Viral Diseases of Crabs

Category

Category 1 (Not Reported in Canada)

Common, generally accepted names of the organism or disease agent

  1. Bi-facies virus (BFV) (=Herpes-like virus disease (HLV)), Reo-like virus disease (RLV) always found with Rhabdo-like virus "A" (RhVA), Picorna-like virus (CBV = Chesapeake Bay virus), Rhabdo-like enveloped helical virus (EHV and RV-CM), Baculoviruses A and B, Subgroup C non-occluded baculovirus (Tau), Parvovirus (PC84), Haemocytopenic Bunyaviridae (CHV).
  2. "Herpes-like" Hexagonal nuclear virus, non-occluded baculovirus (Baculo-PP).

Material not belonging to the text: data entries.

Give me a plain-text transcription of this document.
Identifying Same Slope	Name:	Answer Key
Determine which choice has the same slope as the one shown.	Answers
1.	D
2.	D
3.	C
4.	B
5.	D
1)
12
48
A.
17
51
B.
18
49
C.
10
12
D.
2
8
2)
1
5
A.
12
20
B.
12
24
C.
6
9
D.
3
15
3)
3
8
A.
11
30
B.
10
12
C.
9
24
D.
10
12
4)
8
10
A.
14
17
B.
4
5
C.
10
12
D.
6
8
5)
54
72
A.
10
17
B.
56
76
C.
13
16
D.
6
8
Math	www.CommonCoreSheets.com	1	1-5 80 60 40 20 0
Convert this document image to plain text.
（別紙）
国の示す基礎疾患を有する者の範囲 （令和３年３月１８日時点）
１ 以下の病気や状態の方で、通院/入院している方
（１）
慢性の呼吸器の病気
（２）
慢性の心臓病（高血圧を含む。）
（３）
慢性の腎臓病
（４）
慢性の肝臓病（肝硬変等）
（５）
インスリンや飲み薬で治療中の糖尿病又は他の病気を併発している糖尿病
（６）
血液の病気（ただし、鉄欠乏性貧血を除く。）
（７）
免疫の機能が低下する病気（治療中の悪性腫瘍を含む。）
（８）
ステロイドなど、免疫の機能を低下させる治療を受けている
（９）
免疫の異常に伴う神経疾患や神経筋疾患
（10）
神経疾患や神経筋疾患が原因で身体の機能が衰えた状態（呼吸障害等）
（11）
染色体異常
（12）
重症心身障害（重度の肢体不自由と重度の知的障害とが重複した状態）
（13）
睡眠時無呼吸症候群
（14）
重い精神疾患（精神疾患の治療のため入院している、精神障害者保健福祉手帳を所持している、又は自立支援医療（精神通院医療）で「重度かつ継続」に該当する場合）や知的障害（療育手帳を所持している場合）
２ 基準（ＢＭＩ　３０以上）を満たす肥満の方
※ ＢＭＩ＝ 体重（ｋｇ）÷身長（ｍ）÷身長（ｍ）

Scientific name or taxonomic affiliation

Various viruses as listed above.

Geographic distribution

  1. East coast of the United States and the coast of France, but some species may have wider distributions. The occurrence of these viruses in crabs from Canada is not known.
  2. Alaska, USA, waters over a wide geographic range.

Host species

  1. Callinectes sapidus, Carcinus maenas, Carcinus mediterraneus, Macropipus depurator and some viruses probably occur in other species of crabs.
  2. Paralithodes platypus, Paralithodes camtschatica, Lithodes aequispina.

Impact on the hostt

Depending on the virus involved and whether or not there is synergism with other viruses, the effects on the host may be lethal, relatively benign or even unknown. Some viral infections may become patent only when crabs have been exposed to stress factors such as captivity, crowding, or a degraded environment. Viruses considered to be lethal are:

  1. BFV - haemolymph fails to clot and is chalky white due to virus particles and haemocyte lysis with death due to haemocyte dysfunction;
  2. RLV - death due to nerve and haemocyte dysfunction;
  3. CBV - causes destruction of epithelium of bladder, epidermis, gill, gut, and neurosecretory cells of central nervous system and may produce blindness;
  4. Tau - lesions limited to the hepatopancreas where epithelial cells are destroyed;
  5. "Herpes-like" virus - extensive distruction of bladder and antennal gland.

Diagnostic techniques

Gross Observations:

  1. BFV - just before death crabs become inactive and withdrawn haemolymph is milky and clots improperly;
  2. RLV - slowness, paralysis, and withdrawn haemolymph does not clot completely;
  3. CBV - abnormal behaviour and blindness;
  4. Tau - decreased aggressive behaviour, increased lethargy, loss of appetite, followed within a few days by death;
  5. "Herpes-like" virus - gross lesions and disease signs have not been reported.

Histology:

  1. BFV - infected haemocytes and fixed phagocytes contain refractile cytoplasmic inclusions and hypertrophied nuclei with Feulgen positive granules or nuclei stain faintly to deeply Feulgen positive;
  2. RLV - cytoplasmic inclusions of paracrystalline arrays that stain Feulgen negative and increased cytoplasmic volume in haemocytes, haematopoietic tissue and glial nerves;
  3. CBV - cells hypertrophied, cytoplasm of epithelium of bladder, epidermis, gill, gut and nerve cells filled with Feulgen negative viral material, but infections are usually focal although may be diffuse in certain organs with massive distruction of gill epithelium or retina;
  4. Tau - marked nuclear hypertrophy, loss of nucleoli, chromatin margination and karyolysis of all hepatopancreas epithelial cell types and the midgut epithelium;
  5. "Herpes-like" virus - parenchymal cells have hypertophied nuclei, chromatin margination and eosinophilic ground substance or inclusion bodies.

Methods of control

Some diseases may be avoided or severity reduced by minimizing stress in captive crabs.

References

Anderson, I.G. and H.C. Prior. 1992. Baculovirus infections in the mud crab, Scylla serrata and a freshwater crayfish, Cherax quadricarinatus, from Australia. Journal of Invertebrate Pathology 60: 265-273.

Brock, J.A. and D.V. Lightner. 1990. Diseases of Crustacea. Diseases caused by microorganisms. In: O. Kinne (ed.). Diseases of Marine Animals. Volume III: Introduction, Cephalopoda, Annelida, Crustacea, Chaetognatha, Echinodermata, Urochordata. Biologische Anstalt Helgoland, Hamburg, p. 260-291.

Messick, G.A. and C.J. Sindermann. 1992. Synopsis of principal diseases of the blue crab, Callinectes sapidus. NOAA Technical Memorandum NMFS-F/NEC-88. 24 p.

Citation Information

Bower, S.M., McGladdery, S.E., Price, I.M. (1994): Synopsis of Infectious Diseases and Parasites of Commercially Exploited Shellfish: Viral Diseases of Crabs.